A former Rector of the Graduates Institute of Management and Public Administration (GIMPA), Stepen Addai, has kicked against calls to ban the practice where teachers lecture in more than one tertiary institution on part-time basis.
Though he acknowledged there are limitations in the practice, which has come to be known as ‘academic galamsey’, that alone does not warrant a ban. The practice has become prevalent in Ghana due to inadequate qualified teachers in the system.
Professor Samuel Kofi Sefa-Dedeh of University of Ghana’s School of Engineering Sciences, who made the call for the scrap of the practice, explained that it is “over stretching lecturers and reducing efficiency”.

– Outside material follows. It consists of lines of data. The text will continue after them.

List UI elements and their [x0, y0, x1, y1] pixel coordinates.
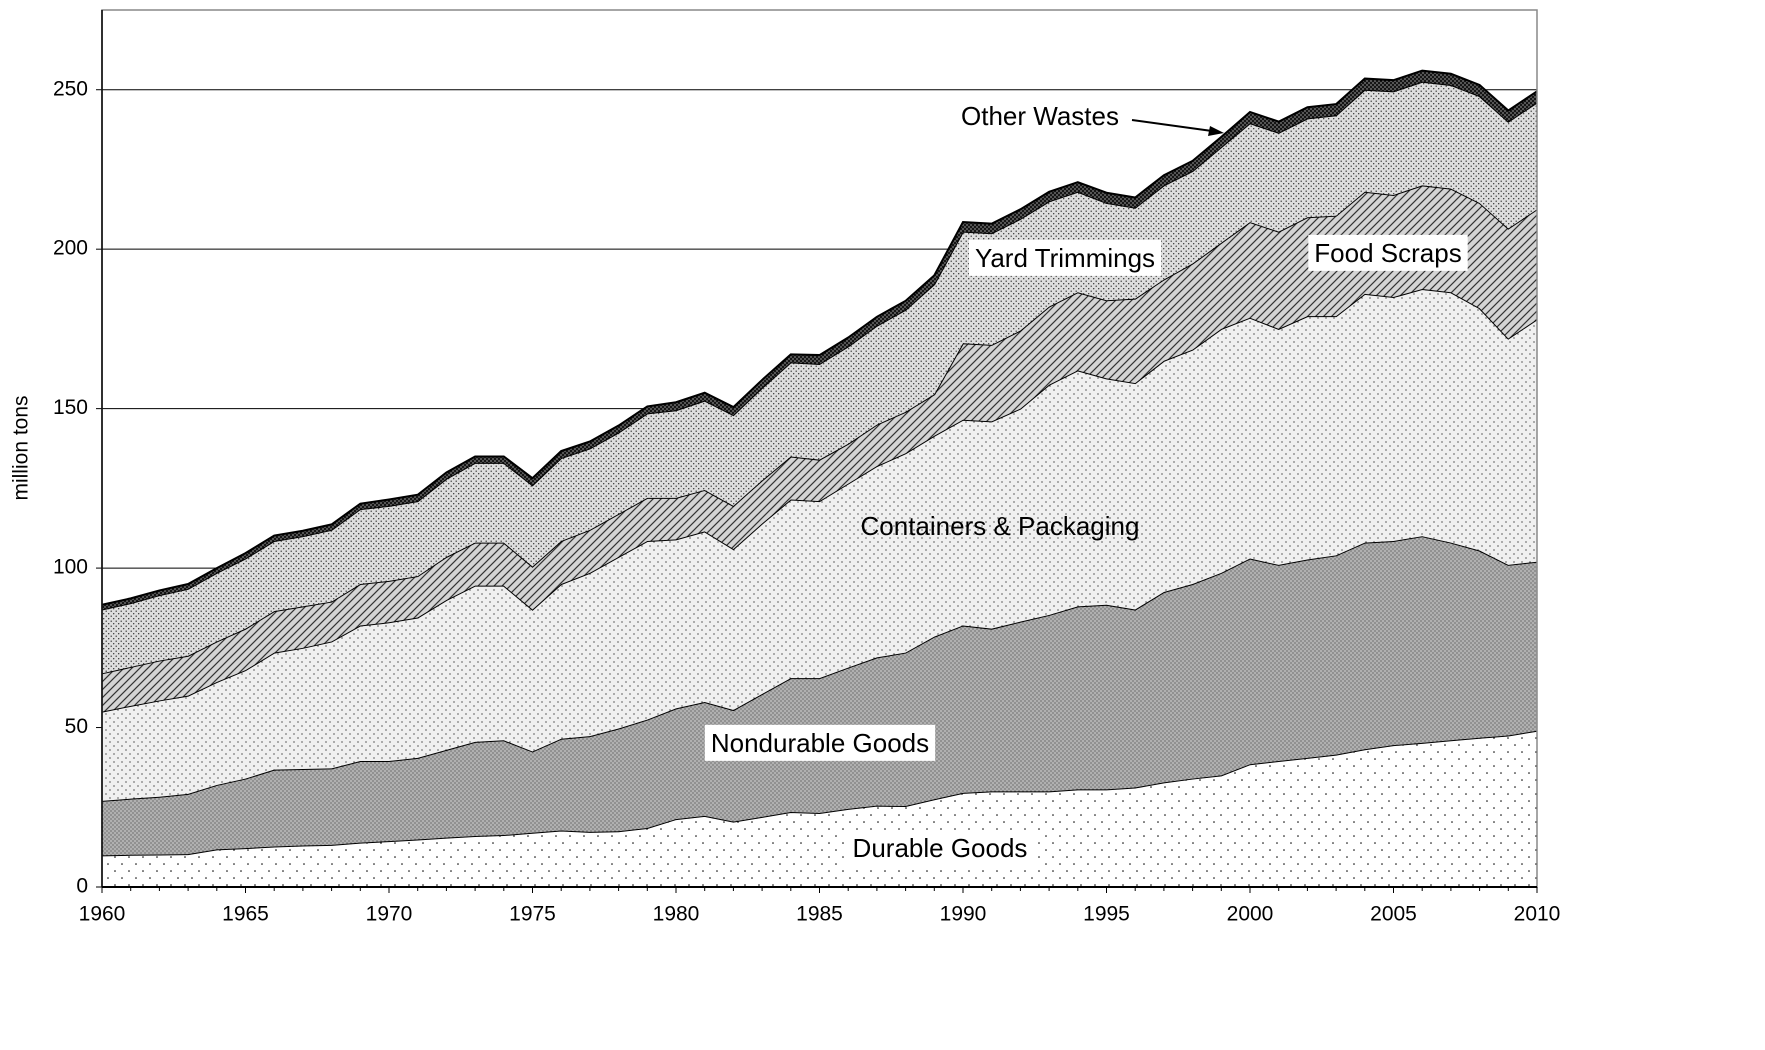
y-tick-label: 150	[53, 396, 88, 419]
x-tick-label: 2005	[1370, 903, 1417, 926]
annotation-arrow	[1131, 119, 1213, 132]
y-tick-label: 200	[53, 237, 88, 260]
area	[102, 81, 1537, 674]
y-tick-label: 50	[65, 715, 88, 738]
series-label: Other Wastes	[961, 101, 1119, 131]
label-box	[846, 829, 1034, 866]
x-tick-label: 1965	[222, 903, 269, 926]
series-label: Durable Goods	[853, 833, 1028, 863]
x-tick-label: 2010	[1514, 903, 1561, 926]
arrow-head	[1208, 126, 1224, 136]
area	[102, 536, 1537, 856]
series-label: Yard Trimmings	[975, 243, 1155, 273]
area	[102, 70, 1537, 610]
area	[102, 289, 1537, 801]
label-box	[704, 724, 936, 761]
x-tick-label: 1980	[653, 903, 700, 926]
label-box	[955, 97, 1125, 134]
y-axis-label: million tons	[10, 395, 33, 500]
y-tick-label: 250	[53, 77, 88, 100]
series-label: Nondurable Goods	[711, 728, 929, 758]
series-label: Food Scraps	[1314, 238, 1461, 268]
x-tick-label: 1995	[1083, 903, 1130, 926]
x-tick-label: 1975	[509, 903, 556, 926]
label-box	[1308, 234, 1468, 271]
area-edge	[101, 69, 1538, 606]
x-tick-label: 1970	[366, 903, 413, 926]
area	[102, 730, 1537, 887]
series-label: Containers & Packaging	[861, 511, 1140, 541]
label-box	[968, 239, 1162, 276]
y-tick-label: 0	[76, 875, 88, 898]
x-tick-label: 1985	[796, 903, 843, 926]
x-tick-label: 1960	[79, 903, 126, 926]
y-tick-label: 100	[53, 556, 88, 579]
x-tick-label: 2000	[1227, 903, 1274, 926]
area	[102, 185, 1537, 712]
x-tick-label: 1990	[940, 903, 987, 926]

Speaking at the maiden Professor John Evans Atta Mills Memorial Lectures such lecturers get agitated easily when students seek further explanation to concepts.
The Ghana News Agency quoted Prof Sefa-Dedeh as saying the situation is affecting research output of the lecturers, resulting in the delay of their promotion for which they attack Vice-Chancellors and Heads of Department.
According to the GNA, he said the concern clearly shows that the “next generation of academics are nowhere to be found”.
Video conference the answer
But speaking to 3FM 92.7, Prof Addai disagreed with the call to ban the practice, though he said those who teach for more 16 hours are likely not to do a good job and also likely not have time for research.
“As soon as they exceed 16 hours, the quality of their teaching will go down,” he said, but suggested video conferencing as another means to teach on part-time basis.
In that case, he explained that the teachers will not need to be moving round campuses physically to lecture students.
“This is where I expect the National Accreditation Board and others to be facilitators looking for the national good rather than to say that everybody must have a number of teachers. Now they act as policemen instead of facilitators.”